Rather, he wanted all of Yeehyeon.
So much so that he wished all the pain he had felt would pass through him and be reproduced once more. So much so that he wished the marks left inside this artless man, who neither exaggerated nor complained about the tragedies that befell him, would be carved onto him just the same.
If he were to say such a thing, Yeehyeon would probably smile and say that wasn’t the kind of love he wanted.
Hoo— Liu let out a long breath. It was an exhale that seemed to expel every last remnant from the deepest part of his lungs. He caressed the ring on his ring finger with his left thumb, vowing to himself again and again. That even if he couldn’t take back the pain he had been through, he would never again, ever, be on the side that hurt him.
“From the moment “Isolation” was first hung in my room, maybe I wasn’t so different.”
He tried not to cause worry, but a tremor remained in his voice. If that helped convey his sincerity to Yeehyeon, then that seemed fine in its own way.
He closed his eyes. In his mind’s eye, Yeehyeon was waiting, sitting at the table in apartment 601, the afternoon sun slanting in. The waves calm, and the board that had sunk resurfaces.

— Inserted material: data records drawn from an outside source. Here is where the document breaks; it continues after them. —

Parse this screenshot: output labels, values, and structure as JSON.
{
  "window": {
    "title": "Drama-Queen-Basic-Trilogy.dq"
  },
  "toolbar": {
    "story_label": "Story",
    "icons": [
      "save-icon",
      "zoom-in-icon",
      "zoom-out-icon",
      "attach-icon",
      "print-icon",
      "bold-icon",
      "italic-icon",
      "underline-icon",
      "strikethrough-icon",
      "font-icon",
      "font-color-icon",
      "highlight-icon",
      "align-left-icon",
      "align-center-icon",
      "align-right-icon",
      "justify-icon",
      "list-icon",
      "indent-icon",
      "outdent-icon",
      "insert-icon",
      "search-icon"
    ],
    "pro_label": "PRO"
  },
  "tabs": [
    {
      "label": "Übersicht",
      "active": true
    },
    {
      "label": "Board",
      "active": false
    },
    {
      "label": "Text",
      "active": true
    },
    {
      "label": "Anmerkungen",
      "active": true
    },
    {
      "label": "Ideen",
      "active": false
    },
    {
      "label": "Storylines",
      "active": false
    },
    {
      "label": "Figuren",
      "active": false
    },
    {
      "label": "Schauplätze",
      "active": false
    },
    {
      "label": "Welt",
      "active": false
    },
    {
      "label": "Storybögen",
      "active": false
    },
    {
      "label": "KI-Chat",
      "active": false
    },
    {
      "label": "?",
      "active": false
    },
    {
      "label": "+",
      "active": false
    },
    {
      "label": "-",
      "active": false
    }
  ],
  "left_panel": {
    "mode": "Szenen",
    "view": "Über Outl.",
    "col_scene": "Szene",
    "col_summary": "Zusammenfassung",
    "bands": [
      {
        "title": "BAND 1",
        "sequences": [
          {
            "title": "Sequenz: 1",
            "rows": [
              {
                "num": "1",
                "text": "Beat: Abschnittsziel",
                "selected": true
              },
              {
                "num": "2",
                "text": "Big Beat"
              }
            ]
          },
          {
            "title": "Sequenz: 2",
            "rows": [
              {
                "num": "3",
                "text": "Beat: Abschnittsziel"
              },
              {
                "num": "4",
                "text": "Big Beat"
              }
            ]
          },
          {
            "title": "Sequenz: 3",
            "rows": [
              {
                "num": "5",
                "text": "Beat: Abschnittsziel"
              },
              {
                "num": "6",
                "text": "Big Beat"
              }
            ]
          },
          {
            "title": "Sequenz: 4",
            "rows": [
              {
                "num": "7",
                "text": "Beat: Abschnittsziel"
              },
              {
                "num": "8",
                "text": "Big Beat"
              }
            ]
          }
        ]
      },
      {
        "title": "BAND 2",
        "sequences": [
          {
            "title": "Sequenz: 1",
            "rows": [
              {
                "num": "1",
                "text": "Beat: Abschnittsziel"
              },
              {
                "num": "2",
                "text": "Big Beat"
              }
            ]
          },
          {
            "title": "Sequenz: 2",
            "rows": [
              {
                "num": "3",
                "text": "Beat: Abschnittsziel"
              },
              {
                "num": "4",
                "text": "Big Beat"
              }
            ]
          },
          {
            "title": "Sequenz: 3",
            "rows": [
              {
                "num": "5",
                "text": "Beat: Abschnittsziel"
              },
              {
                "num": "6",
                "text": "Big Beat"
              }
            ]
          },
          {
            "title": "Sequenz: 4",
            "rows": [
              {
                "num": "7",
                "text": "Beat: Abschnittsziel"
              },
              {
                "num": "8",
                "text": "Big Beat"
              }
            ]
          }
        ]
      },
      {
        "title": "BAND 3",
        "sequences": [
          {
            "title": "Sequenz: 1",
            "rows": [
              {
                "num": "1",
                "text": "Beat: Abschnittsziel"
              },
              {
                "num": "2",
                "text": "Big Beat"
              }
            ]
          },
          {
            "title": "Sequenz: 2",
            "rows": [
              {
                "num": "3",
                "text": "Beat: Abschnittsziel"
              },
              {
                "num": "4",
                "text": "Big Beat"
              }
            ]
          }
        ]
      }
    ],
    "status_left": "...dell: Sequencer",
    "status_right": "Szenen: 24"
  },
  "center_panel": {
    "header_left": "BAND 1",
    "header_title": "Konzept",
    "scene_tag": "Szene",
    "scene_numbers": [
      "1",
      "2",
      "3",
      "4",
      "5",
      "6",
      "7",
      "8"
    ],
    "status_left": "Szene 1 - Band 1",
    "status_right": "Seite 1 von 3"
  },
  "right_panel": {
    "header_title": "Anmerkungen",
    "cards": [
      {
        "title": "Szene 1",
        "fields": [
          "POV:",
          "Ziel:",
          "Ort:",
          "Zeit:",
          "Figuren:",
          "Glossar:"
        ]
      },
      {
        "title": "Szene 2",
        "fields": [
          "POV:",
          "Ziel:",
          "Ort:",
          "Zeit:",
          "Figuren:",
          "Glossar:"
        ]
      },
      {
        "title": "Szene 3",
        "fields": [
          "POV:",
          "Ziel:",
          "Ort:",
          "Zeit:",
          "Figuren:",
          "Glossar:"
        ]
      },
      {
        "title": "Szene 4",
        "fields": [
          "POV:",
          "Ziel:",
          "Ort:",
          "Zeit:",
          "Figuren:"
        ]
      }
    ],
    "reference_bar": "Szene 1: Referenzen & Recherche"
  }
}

“The person I want to bet my life on, there’s only one. There’s only ever been one, and in the future… I’ll only love that person.”
Liu said, in a voice that didn’t hide its trembling. Yeehyeon’s smile, with a warmth softer than sunlight, formed before his eyes. The gentle breeze carried his familiar and missed scent.
He glides over the clean waves again, heading for the shore. Like his painting, the language Yeehyeon gave him, ‘Colorful Ghost’.